Rozdział dziesiąty. Gołębica Kościoła

Bardzo trudno jest zrozumieć życie ludzi, którzy mieszkali w naszym kraju wiele setek lat temu, kiedy nie robiło się tych rzeczy, które dla nas są tak normalne, że nawet o nich nie myślimy. Możemy sobie całkiem łatwo wyobrazić, jak spędzali czas Grecy, Rzymianie czy nawet Asyryjczycy, gdyż obyczaje mieszkańców miast są w gruncie rzeczy takie same w każdych czasach, ale zrozumieć, jak żyli dzicy ludzie, którzy mieszkali w miejscu, gdzie obecnie znajduje się Belfast, Glasgow czy Aberdeen – to zupełnie inna sprawa. Gdyby przyszło nam podróżować, powoli i z wielki mozołem, przez Wyspy Brytyjskie tysiąc pięćset lat temu, w szóstym wieku po narodzinach Chrystusa, na pewno z trudem przyszłoby nam rozpoznać w tej krainie nasz własny kraj, który znamy przecież tak dobrze. Jedyną rzeczą, która wcale się nie zmieniła jest morze. Ale na wschodnim wybrzeżu Anglii podchodziło ono coraz bliżej i bliżej do brzegu, aż wreszcie podmyło podstawy klifów, które runęły do wody, a fale pochłonęły wówczas całe miasta. Również i góry miały wtedy nieco inne kształty niż teraz, ponieważ śnieg i lód wyżłobiły w ich zboczach wielkie wyrwy, a ogromne głazy, osuwając się na dół, zmieniły biegi rzek. Zamiast darni i wrzosu, na szczytach wzgórz często rosła puszcza, a niegdysiejsze bagna, które w owych czasach mieniły się w słońcu niebieskimi niezapominajkami i białymi grzybieniami, teraz porasta złota pszenica i śliczny, delikatny owies.
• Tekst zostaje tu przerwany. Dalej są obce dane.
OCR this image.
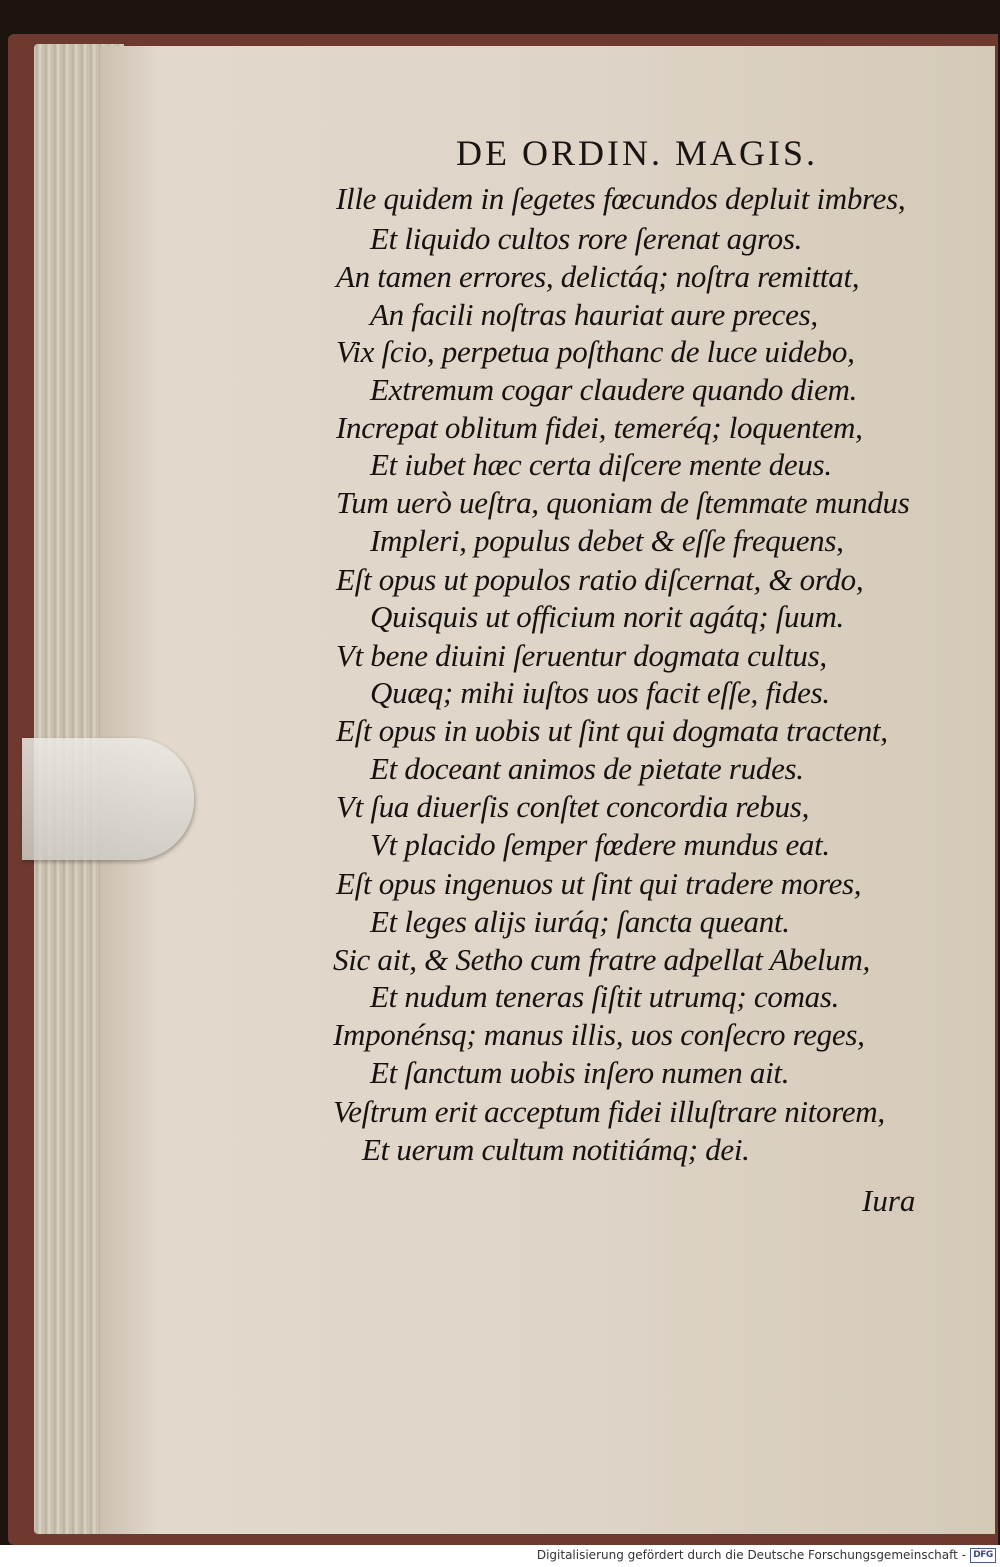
DE ORDIN. MAGIS.
Ille quidem in ſegetes fœcundos depluit imbres,
Et liquido cultos rore ſerenat agros.
An tamen errores, delictáq; noſtra remittat,
An facili noſtras hauriat aure preces,
Vix ſcio, perpetua poſthanc de luce uidebo,
Extremum cogar claudere quando diem.
Increpat oblitum fidei, temeréq; loquentem,
Et iubet hæc certa diſcere mente deus.
Tum uerò ueſtra, quoniam de ſtemmate mundus
Impleri, populus debet & eſſe frequens,
Eſt opus ut populos ratio diſcernat, & ordo,
Quisquis ut officium norit agátq; ſuum.
Vt bene diuini ſeruentur dogmata cultus,
Quæq; mihi iuſtos uos facit eſſe, fides.
Eſt opus in uobis ut ſint qui dogmata tractent,
Et doceant animos de pietate rudes.
Vt ſua diuerſis conſtet concordia rebus,
Vt placido ſemper fœdere mundus eat.
Eſt opus ingenuos ut ſint qui tradere mores,
Et leges alijs iuráq; ſancta queant.
Sic ait, & Setho cum fratre adpellat Abelum,
Et nudum teneras ſiſtit utrumq; comas.
Imponénsq; manus illis, uos conſecro reges,
Et ſanctum uobis inſero numen ait.
Veſtrum erit acceptum fidei illuſtrare nitorem,
Et uerum cultum notitiámq; dei.
Iura
Digitalisierung gefördert durch die Deutsche Forschungsgemeinschaft - DFG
Dlatego Kolumban, który urodził się w 520 roku, przyszedł na zupełnie inny świat, niż ten, który znamy. Jego rodzice byli krewnymi jednego z najdumniejszych władców Irlandii, a imię jego matki, Ethne lub Enna, do dziś dnia nadaje się w Irlandii dziewczynkom. Mieszkali w dzikiej części Donegal, na północno-zachodnim wybrzeżu Irlandii, gdzie całymi dniami można było leżeć na szczytach klifów i obserwować wielki Atlantyk, gdy wokoło szybowały nawołujące się morskie ptaki. Łatwo tu było złowić trocie i inne ryby, a nieco dalej w głąb lądu, na bagnach i w puszczy, pełno było kaczek i dzikiej zwierzyny.

Nie wiemy, jak upłynęło dzieciństwo Kolumbana, ale na pewno nauczono go nie tylko łowienia ryb i strzelania z łuku, ale i wiary chrześcijańskiej, a matka opowiadała mu być może o tym, jak dawni chrześcijanie woleli raczej umrzeć, niż złożyć ofiarę na ołtarzach pogan. Ethne szybko zauważała, że jej syn coraz mniej czasu spędza na zabawach, które kiedyś pochłaniały wszystkie jego myśli, a coraz częściej zdaje się coś rozważać. Od czasu do czasu zadawał jej pytania, ale częściej milczał. Odgadywała, co się dzieje w jego duszy, ale nic nie mówiła i czekała, aż sam jej to powie.

W końcu nadeszła ta chwila. Kolumban chciał zostać księdzem. Czy rodzice mogą mu powiedzieć, co należy zrobić w tym celu?

Kilka miesięcy później wyruszył w drogę przez góry, a potem przemierzył krainę, którą dziś nazywamy Ulsterem, aż dotarł do Strangford Lough, leżącego na wschodnim wybrzeżu Irlandii. Na brzegu zatoki, która wygląda niemal jak jezioro, mieszkał biskup Finnian, którego sława świętości dotarła nawet do Donegal. Poznawszy z jaką sprawą przybył do niego chłopiec, biskup przyjął go miło i obiecał nauczyć wszystkiego, co sam wiedział. Następne kilka lat spędził Kolumban w tym spokojnym miejscu, a gdy biskup uznał, że jest już gotowy, został wyświęcony na diakona.

Po tej ceremonii święty Finnian doszedł do wniosku, że Kolumban spędził z nim już dość czasu i że lepiej będzie dla niego, jeśli zacznie się teraz uczyć od innych nauczycieli. Tak więc z wielkim smutkiem pożegnał młodzieńca, poleciwszy mu udać się do swego przyjaciela Gemmana i posłuchać jego rady, co Kolumban obiecał uczynić. Gemman poradził, by udał się do klasztoru, gdzie po pewnym czasie został wyświęcony na księdza.

Ówczesne klasztory nie były to wielkie kamienne budowle – takie stały się dopiero wiele wieków później. W szóstym wieku były to zwykłe chaty zbudowane wokół kaplicy, w której wspólnie modlili się mnisi. Kolumban wędrował od jednego takiego klasztoru do drugiego, aż wreszcie znużył go widok coraz to nowych twarzy i dziwna mowa tych ludzi i zaczął tęsknić za rodzinnym domem. Pewnego dnia pożegnał się więc z przyjaciółmi i w roku 545, kiedy miał dwadzieścia pięć lat, zwrócił swe kroki na północ i ponownie przemierzył Ulster, który wówczas nazywany był Szkocją. To bardzo myląca nazwa i kiedy czyta się o tamtych czasach trzeba koniecznie pamiętać, że ówcześni Szkoci tak naprawdę mieszkali w Ulsterze.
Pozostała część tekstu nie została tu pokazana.